Secret Service sends a message about POS fraud
Though accepting payment cards is convenient for customers, business owners should make reasonable efforts to secure their information
When most people think of the Secret Service. they think of protection – protecting the President of the United States, presidential candidates, the vice president, their families and visiting foreign dignitaries. They also might think of the agency’s role in stopping the counterfeiting of the national currency — in fact, the agency was first established by Congress in 1865 to investigate the rampant counterfeiting taking place in the wake of the Civil War.
What people may not know is that there is a Secret Service office in Manchester and that the agency’s mission has evolved along with rise of Internet and online electronic payment systems to include emerging financial, electronic and cybercrimes.
The ubiquitous POS, or “point of sale,” systems that businesses and consumers use daily have become prime targets of data fraud and identity theft criminals and organizations across the globe.
With the development of alternate currencies, the agency’s responsibilities have further expanded to include other financial frauds, said Holly Fraumeni, the supervisory special agent that oversees Secret Service functions for the federal districts of New Hampshire and Vermont. She said the Secret Service communicates directly with the business community to offer advice on how to protect themselves from fraud and warn them of the latest fraud schemes.
“One of the messages we like to get out to the business community involves the awareness of network intrusions, wherein bad actors steal payment card data,” said Fraumeni, an agent for 25 years. “In this age of the Internet, criminals no longer need to throw a rock in your storefront window to break in and steal – they can easily “reach in” from anywhere around the world where there is Internet access, and you may not even know it while it is happening.”
She said that among the recent trends in computer crimes are those involving point-of-sale transactions.
POS terminals refer to the now-commonplace equipment used for currency transactions most typically found at merchant checkout counters, such as cash registers, barcode scanners and card readers. They interface with a computer system to process electronic payments online, and Fraumeni explained that just being connected to the Internet makes this information vulnerable, worldwide.
Though accepting payment cards is convenient for customers, the business owner needs to make reasonable efforts to secure their information, she said.
Business owners can take a number of easy steps to protect themselves. “When a vendor first installs a POS system, they utilize simple, standard default passwords,” Fraumeni said. “When cyber criminals are ‘surfing’ for victims and sources of personal and financial data, they have the technical acuity to scan for such passwords and exploit databases. To help deter this, business owners need to change these default passwords to something more unique and complex, such as pass ‘phrases’ that incorporate special characters as well as numbers.”
According to Fraumeni, financial data and personal identity thieves are branching out to use stolen data in a wide range of criminal activities and increasingly through payment systems whose legitimacy could be questioned.

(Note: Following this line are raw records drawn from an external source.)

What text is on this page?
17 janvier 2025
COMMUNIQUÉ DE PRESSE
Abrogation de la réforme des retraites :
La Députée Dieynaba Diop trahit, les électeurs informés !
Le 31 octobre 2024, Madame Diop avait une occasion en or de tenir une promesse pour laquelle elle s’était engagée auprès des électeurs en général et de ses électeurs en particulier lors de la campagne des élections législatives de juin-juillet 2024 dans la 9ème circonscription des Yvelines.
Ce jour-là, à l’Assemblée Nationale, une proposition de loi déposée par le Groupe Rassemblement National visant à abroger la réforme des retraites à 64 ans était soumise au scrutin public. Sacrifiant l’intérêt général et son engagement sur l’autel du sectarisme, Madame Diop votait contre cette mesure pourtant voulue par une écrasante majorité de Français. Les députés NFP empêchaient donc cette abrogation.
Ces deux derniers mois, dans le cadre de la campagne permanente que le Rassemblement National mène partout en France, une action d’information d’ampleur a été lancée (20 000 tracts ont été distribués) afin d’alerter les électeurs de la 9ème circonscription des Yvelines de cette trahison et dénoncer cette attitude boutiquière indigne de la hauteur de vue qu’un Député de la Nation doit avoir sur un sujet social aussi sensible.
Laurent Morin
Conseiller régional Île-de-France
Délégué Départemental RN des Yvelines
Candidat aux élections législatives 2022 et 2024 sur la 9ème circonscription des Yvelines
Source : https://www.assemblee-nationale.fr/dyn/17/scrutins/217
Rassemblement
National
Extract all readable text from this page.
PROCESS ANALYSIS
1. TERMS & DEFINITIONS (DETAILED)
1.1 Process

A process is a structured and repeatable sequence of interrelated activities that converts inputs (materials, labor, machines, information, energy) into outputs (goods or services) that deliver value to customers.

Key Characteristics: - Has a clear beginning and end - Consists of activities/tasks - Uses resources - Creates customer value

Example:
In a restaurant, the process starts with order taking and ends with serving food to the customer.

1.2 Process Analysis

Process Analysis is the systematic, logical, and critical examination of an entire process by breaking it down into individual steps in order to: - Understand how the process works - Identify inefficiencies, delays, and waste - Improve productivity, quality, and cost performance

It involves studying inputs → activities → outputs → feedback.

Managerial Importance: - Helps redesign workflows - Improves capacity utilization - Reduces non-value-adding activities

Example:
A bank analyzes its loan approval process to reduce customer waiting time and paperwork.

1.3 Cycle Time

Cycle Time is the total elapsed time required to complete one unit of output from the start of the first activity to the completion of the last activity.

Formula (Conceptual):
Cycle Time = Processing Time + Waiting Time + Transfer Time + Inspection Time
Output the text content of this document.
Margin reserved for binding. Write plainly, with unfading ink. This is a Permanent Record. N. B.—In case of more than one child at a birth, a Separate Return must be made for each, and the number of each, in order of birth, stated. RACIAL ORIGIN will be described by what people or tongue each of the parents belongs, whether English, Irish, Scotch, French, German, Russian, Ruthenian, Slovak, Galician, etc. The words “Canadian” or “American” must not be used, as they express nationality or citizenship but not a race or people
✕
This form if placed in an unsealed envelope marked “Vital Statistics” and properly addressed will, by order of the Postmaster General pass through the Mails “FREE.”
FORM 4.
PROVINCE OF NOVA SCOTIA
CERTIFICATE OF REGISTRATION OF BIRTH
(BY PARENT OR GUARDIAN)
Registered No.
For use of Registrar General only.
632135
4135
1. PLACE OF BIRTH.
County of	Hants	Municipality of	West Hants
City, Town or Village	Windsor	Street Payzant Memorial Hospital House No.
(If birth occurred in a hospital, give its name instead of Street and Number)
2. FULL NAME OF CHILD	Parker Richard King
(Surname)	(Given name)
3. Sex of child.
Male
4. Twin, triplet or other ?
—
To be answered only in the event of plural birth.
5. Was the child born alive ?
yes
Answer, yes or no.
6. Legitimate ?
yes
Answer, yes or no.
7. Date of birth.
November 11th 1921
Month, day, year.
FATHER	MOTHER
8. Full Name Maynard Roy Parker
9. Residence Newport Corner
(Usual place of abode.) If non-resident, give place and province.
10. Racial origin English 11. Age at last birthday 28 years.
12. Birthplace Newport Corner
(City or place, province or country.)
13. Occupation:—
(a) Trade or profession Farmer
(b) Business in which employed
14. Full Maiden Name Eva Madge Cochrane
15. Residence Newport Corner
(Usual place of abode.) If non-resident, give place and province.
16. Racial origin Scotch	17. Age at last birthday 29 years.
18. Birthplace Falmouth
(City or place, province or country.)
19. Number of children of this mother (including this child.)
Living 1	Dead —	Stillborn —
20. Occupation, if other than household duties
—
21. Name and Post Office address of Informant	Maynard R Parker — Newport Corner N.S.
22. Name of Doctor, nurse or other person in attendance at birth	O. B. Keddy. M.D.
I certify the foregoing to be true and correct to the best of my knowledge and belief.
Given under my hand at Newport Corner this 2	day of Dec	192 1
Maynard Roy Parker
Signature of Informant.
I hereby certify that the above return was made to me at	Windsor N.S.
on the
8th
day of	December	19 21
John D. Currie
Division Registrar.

In the spring, the Secret Service and other federal agencies shut down an alleged multinational money-laundering scheme run by Liberty Reserve, arrested five current and former executives and seized $20 billion in assets.
According to the federal government, Liberty Reserve — a Costa Rica-based centralized digital currency service and payment processor — had approximately a million users worldwide with more than 200,000 users in the United States. It’s estimated that the company processed more than 12 million financial transactions annually with a combined value of more than $1.4 billion.
The government said Liberty Reserve made no efforts to verify the identities of its users.
Overall, Liberty Reserve processed an estimated 55 million separate financial transactions and is believed to have laundered more than $6 billion in criminal proceeds in seven countries, including Spain, Costa Rica, the Netherlands and the United States.
Though it may seem like an obvious recommendation, it’s easy to take software security for granted. Fraumeni said it’s important to keep software protection updated.
“POS software applications and antivirus software become outdated, as does antivirus software,” she said. “The updates can help prevent unauthorized access, intrusions and attacks by recognizing malicious software, as it is currently defined. And, of course, ‘firewalls’ are the first line of defense against bad actors, whether it’s a software or hardware.”
One of the biggest protection efforts that business owners can make is equally obvious but often ignored, she said. “Access to the Internet should be restricted to conduct POS-related activities only,” Fraumeni said. “Users who ‘surf’ the Internet or access their web-based email or social media can unintentionally expose the system to security threats. And, of course, disallow remote access to POS networks, at all times.”
Fraumeni said when she meets people in public, she is usually asked about the protection work she and fellow Secret Service colleagues do, but she isn't often asked about fraud protection.
For those who are also concerned about counterfeiting, Fraumeni said that the public can refer to the “Know your Money” section of the Secret Service website (secretservice.gov) to learn about how to detect counterfeit currency and guard against forgery loss.